歯と歯の間の三角形の隙間をブラックトライアングルといい、年齢と共に歯と歯の間に見られることがあります。また、歯を矯正した後に現れてくる場合があり、歯の形が三角形の人に多いです。

空隙歯列弓の治療

歯周病が原因の場合の治療

歯周病が原因で、奥歯を失ってしまいすきっ歯になっている場合には、インプラントなどの義歯で奥歯を作り、それから歯周病の治療をおこないます。その後に矯正治療によって歯並びを整えます。

過剰歯や歯の数が足りないことが原因の場合の治療

過剰歯が原因となり、すきっ歯になっている場合は、過剰歯の抜歯をしてから矯正治療をおこないます。

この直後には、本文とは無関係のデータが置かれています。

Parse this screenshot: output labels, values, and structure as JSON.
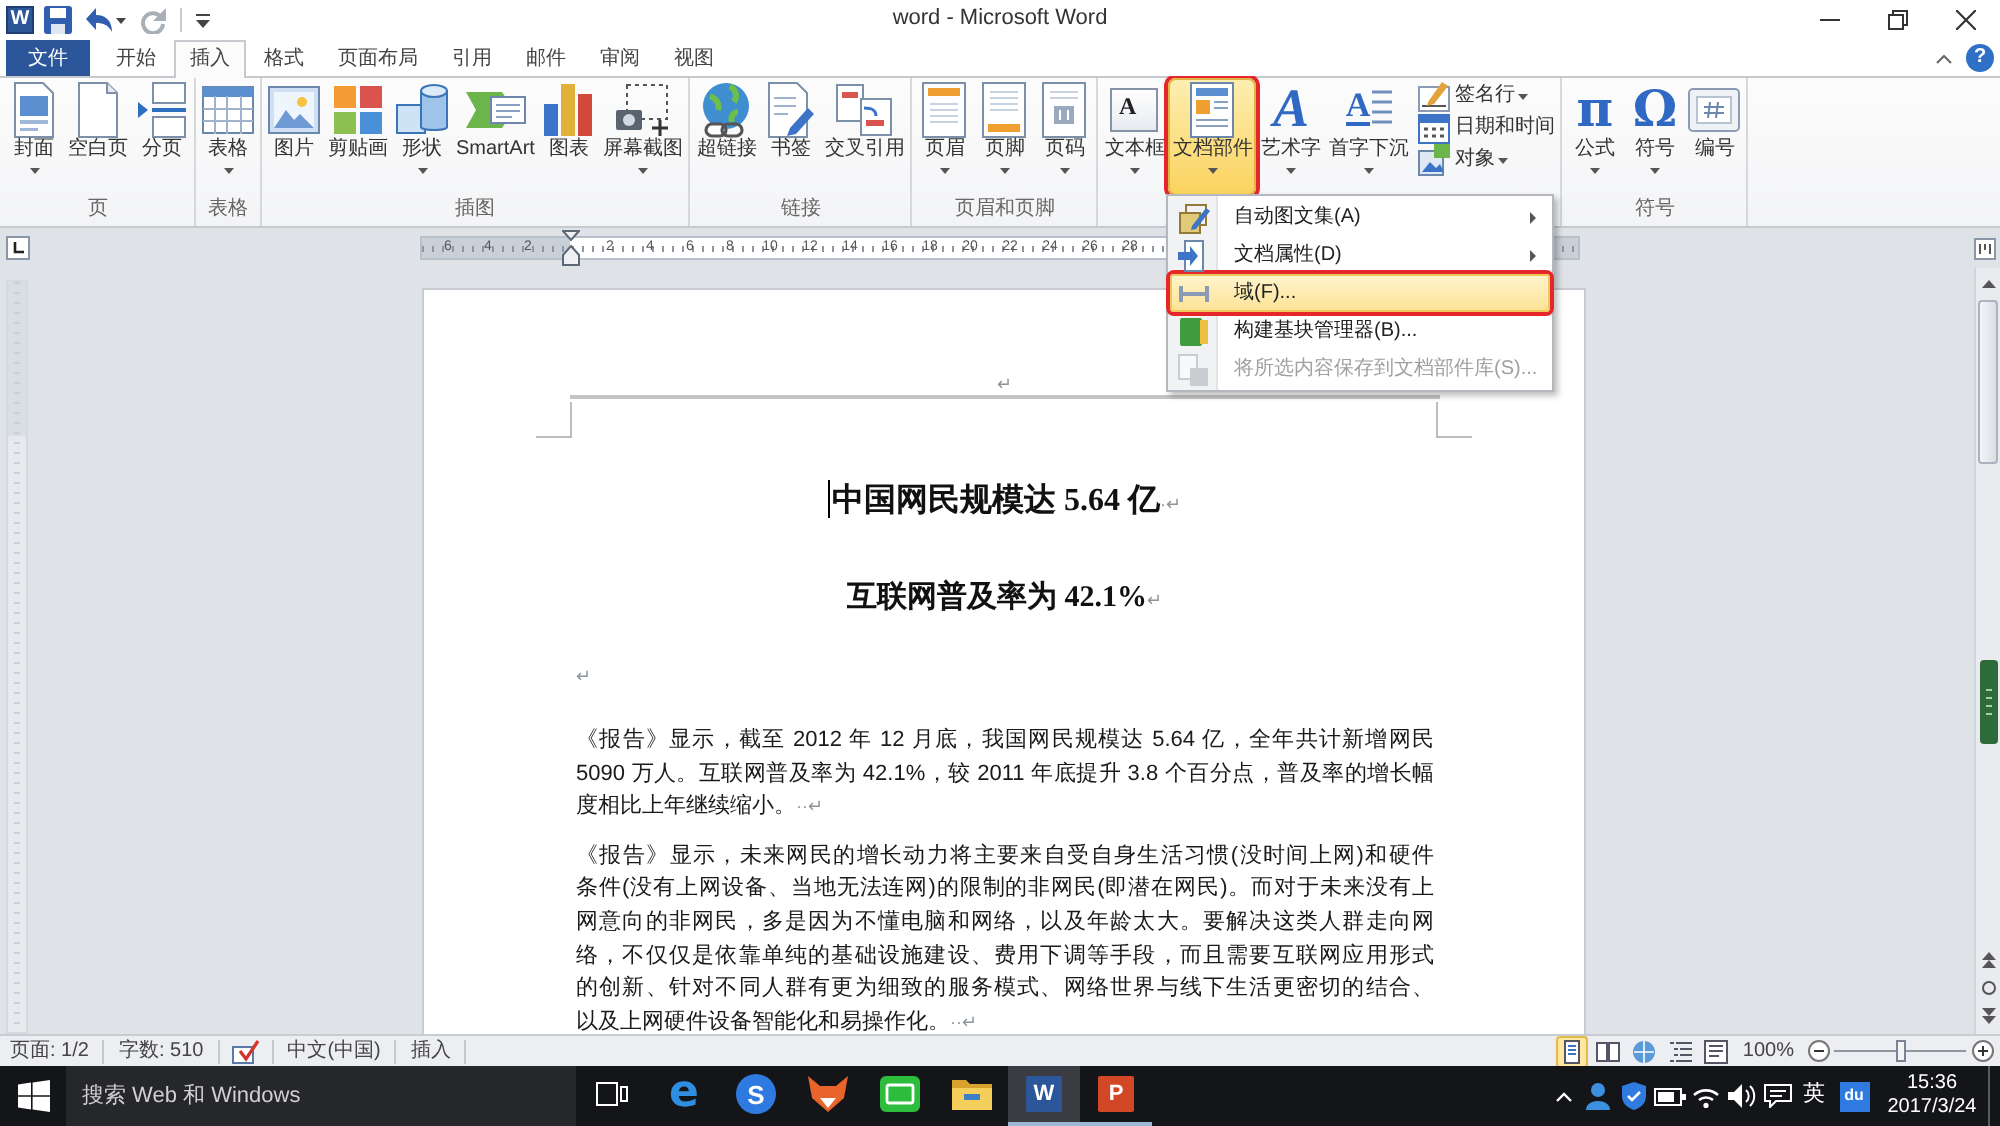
{
  "window": {
    "app_glyph": "W",
    "title": "word - Microsoft Word",
    "help_glyph": "?"
  },
  "quick_access": [
    {
      "disabled": false,
      "dropdown": false
    },
    {
      "disabled": false,
      "dropdown": true
    },
    {
      "disabled": true,
      "dropdown": false
    }
  ],
  "tabs": [
    {
      "label": "文件",
      "kind": "file",
      "selected": false
    },
    {
      "label": "开始",
      "kind": "tab",
      "selected": false
    },
    {
      "label": "插入",
      "kind": "tab",
      "selected": true
    },
    {
      "label": "格式",
      "kind": "tab",
      "selected": false
    },
    {
      "label": "页面布局",
      "kind": "tab",
      "selected": false
    },
    {
      "label": "引用",
      "kind": "tab",
      "selected": false
    },
    {
      "label": "邮件",
      "kind": "tab",
      "selected": false
    },
    {
      "label": "审阅",
      "kind": "tab",
      "selected": false
    },
    {
      "label": "视图",
      "kind": "tab",
      "selected": false
    }
  ],
  "ribbon": {
    "groups": [
      {
        "label": "页",
        "buttons": [
          {
            "label": "封面",
            "kind": "large",
            "dropdown": true,
            "active": false,
            "annotated": false
          },
          {
            "label": "空白页",
            "kind": "large",
            "dropdown": false,
            "active": false,
            "annotated": false
          },
          {
            "label": "分页",
            "kind": "large",
            "dropdown": false,
            "active": false,
            "annotated": false
          }
        ]
      },
      {
        "label": "表格",
        "buttons": [
          {
            "label": "表格",
            "kind": "large",
            "dropdown": true,
            "active": false,
            "annotated": false
          }
        ]
      },
      {
        "label": "插图",
        "buttons": [
          {
            "label": "图片",
            "kind": "large",
            "dropdown": false,
            "active": false,
            "annotated": false
          },
          {
            "label": "剪贴画",
            "kind": "large",
            "dropdown": false,
            "active": false,
            "annotated": false
          },
          {
            "label": "形状",
            "kind": "large",
            "dropdown": true,
            "active": false,
            "annotated": false
          },
          {
            "label": "SmartArt",
            "kind": "large",
            "dropdown": false,
            "active": false,
            "annotated": false
          },
          {
            "label": "图表",
            "kind": "large",
            "dropdown": false,
            "active": false,
            "annotated": false
          },
          {
            "label": "屏幕截图",
            "kind": "large",
            "dropdown": true,
            "active": false,
            "annotated": false
          }
        ]
      },
      {
        "label": "链接",
        "buttons": [
          {
            "label": "超链接",
            "kind": "large",
            "dropdown": false,
            "active": false,
            "annotated": false
          },
          {
            "label": "书签",
            "kind": "large",
            "dropdown": false,
            "active": false,
            "annotated": false
          },
          {
            "label": "交叉引用",
            "kind": "large",
            "dropdown": false,
            "active": false,
            "annotated": false
          }
        ]
      },
      {
        "label": "页眉和页脚",
        "buttons": [
          {
            "label": "页眉",
            "kind": "large",
            "dropdown": true,
            "active": false,
            "annotated": false
          },
          {
            "label": "页脚",
            "kind": "large",
            "dropdown": true,
            "active": false,
            "annotated": false
          },
          {
            "label": "页码",
            "kind": "large",
            "dropdown": true,
            "active": false,
            "annotated": false
          }
        ]
      },
      {
        "buttons": [
          {
            "label": "文本框",
            "kind": "large",
            "glyph": "A",
            "dropdown": true,
            "active": false,
            "annotated": false
          },
          {
            "label": "文档部件",
            "kind": "large",
            "dropdown": true,
            "active": true,
            "annotated": true
          },
          {
            "label": "艺术字",
            "kind": "large",
            "glyph": "A",
            "dropdown": true,
            "active": false,
            "annotated": false
          },
          {
            "label": "首字下沉",
            "kind": "large",
            "glyph": "A",
            "dropdown": true,
            "active": false,
            "annotated": false
          },
          {
            "label": "签名行",
            "kind": "small",
            "dropdown": true,
            "active": false,
            "annotated": false
          },
          {
            "label": "日期和时间",
            "kind": "small",
            "dropdown": false,
            "active": false,
            "annotated": false
          },
          {
            "label": "对象",
            "kind": "small",
            "dropdown": true,
            "active": false,
            "annotated": false
          }
        ]
      },
      {
        "label": "符号",
        "buttons": [
          {
            "label": "公式",
            "kind": "large",
            "glyph": "π",
            "dropdown": true,
            "active": false,
            "annotated": false
          },
          {
            "label": "符号",
            "kind": "large",
            "glyph": "Ω",
            "dropdown": true,
            "active": false,
            "annotated": false
          },
          {
            "label": "编号",
            "kind": "large",
            "dropdown": false,
            "active": false,
            "annotated": false
          }
        ]
      }
    ]
  },
  "ruler": {
    "left_labels": [
      "6",
      "4",
      "2"
    ],
    "labels": [
      "2",
      "4",
      "6",
      "8",
      "10",
      "12",
      "14",
      "16",
      "18",
      "20",
      "22",
      "24",
      "26",
      "28"
    ]
  },
  "document": {
    "header_mark": "↵",
    "title": {
      "text": "中国网民规模达 5.64 亿",
      "mark": "·↵"
    },
    "subtitle": {
      "text": "互联网普及率为 42.1%",
      "mark": "↵"
    },
    "empty_mark": "↵",
    "paragraphs": [
      {
        "lines": [
          "《报告》显示，截至 2012 年 12 月底，我国网民规模达 5.64 亿，全年共计新增网民",
          "5090 万人。互联网普及率为 42.1%，较 2011 年底提升 3.8 个百分点，普及率的增长幅",
          "度相比上年继续缩小。"
        ],
        "mark": "··↵"
      },
      {
        "lines": [
          "《报告》显示，未来网民的增长动力将主要来自受自身生活习惯(没时间上网)和硬件",
          "条件(没有上网设备、当地无法连网)的限制的非网民(即潜在网民)。而对于未来没有上",
          "网意向的非网民，多是因为不懂电脑和网络，以及年龄太大。要解决这类人群走向网",
          "络，不仅仅是依靠单纯的基础设施建设、费用下调等手段，而且需要互联网应用形式",
          "的创新、针对不同人群有更为细致的服务模式、网络世界与线下生活更密切的结合、",
          "以及上网硬件设备智能化和易操作化。"
        ],
        "mark": "··↵"
      }
    ]
  },
  "menu": {
    "items": [
      {
        "label": "自动图文集(A)",
        "submenu": true,
        "selected": false,
        "disabled": false,
        "annotated": false
      },
      {
        "label": "文档属性(D)",
        "submenu": true,
        "selected": false,
        "disabled": false,
        "annotated": false
      },
      {
        "label": "域(F)...",
        "submenu": false,
        "selected": true,
        "disabled": false,
        "annotated": true
      },
      {
        "label": "构建基块管理器(B)...",
        "submenu": false,
        "selected": false,
        "disabled": false,
        "annotated": false
      },
      {
        "label": "将所选内容保存到文档部件库(S)...",
        "submenu": false,
        "selected": false,
        "disabled": true,
        "annotated": false
      }
    ]
  },
  "status_bar": {
    "items": [
      {
        "kind": "text",
        "text": "页面: 1/2"
      },
      {
        "kind": "text",
        "text": "字数: 510"
      },
      {
        "kind": "proofing"
      },
      {
        "kind": "text",
        "text": "中文(中国)"
      },
      {
        "kind": "text",
        "text": "插入"
      }
    ],
    "views": [
      {
        "selected": true
      },
      {
        "selected": false
      },
      {
        "selected": false
      },
      {
        "selected": false
      },
      {
        "selected": false
      }
    ],
    "zoom": {
      "reading": "100%",
      "level": 0.5
    }
  },
  "taskbar": {
    "search": {
      "placeholder": "搜索 Web 和 Windows"
    },
    "apps": [
      {
        "glyph": "e",
        "running": false,
        "active": false
      },
      {
        "glyph": "S",
        "running": false,
        "active": false
      },
      {
        "running": false,
        "active": false
      },
      {
        "running": false,
        "active": false
      },
      {
        "running": false,
        "active": false
      },
      {
        "glyph": "W",
        "running": true,
        "active": true
      },
      {
        "glyph": "P",
        "running": true,
        "active": false
      }
    ],
    "tray": {
      "ime": "英",
      "badge": "du",
      "time": "15:36",
      "date": "2017/3/24"
    }
  }
}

歯の数が生まれつき足りない場合には、そのまま無理に矯正によって閉じると前歯の大きさのバランスが悪くて審美的な面や咬み合わせの問題が大きい場合は、あえて隙間を残し矯正治療中や治療後に隙間にレジンやセラミックなど人工歯を補う場合もあります。

悪い習慣や癖が原因の場合の治療

指しゃぶりや舌癖などの悪い癖がある場合は、矯正治療後に後戻りを起こす危険性が強くなるため、口腔筋機能療法であるMFT(Oral Myofunctional Therapy)と呼ばれるトレーニングが重要となります。矯正治療後には治療後の良い歯並びを保つための保定という治療期間を設けますが、すきっ歯の治療後には保定期間を長く取ったり、場合によっては歯の裏側にリテーナーという固定式の保定装置をつけて後戻りを防ぐ事もあります。

まとめ

矯正治療は、ブラケット矯正治療などの全顎矯正やインビザラインなどのマウスピース矯正治療などにより、歯を動かして歯並びを正しい位置に戻すことで隙間をなくす方法と、詰め物やかぶせ物などの人工物で隙間を補う補綴治療と、その両方をおこなう矯正治療方法があります。しかし、口の状態は一人一人違うため、治療法も同じように異なります。 実際にどの矯正治療が一番適しているのかというのは、口腔内の状況を診て歯科医師や矯正医師が判断するため、ご自身がどんな治療法が適しているのかについては、大分県のかかりつけの歯科医院で診てもらうことをお勧めいたします。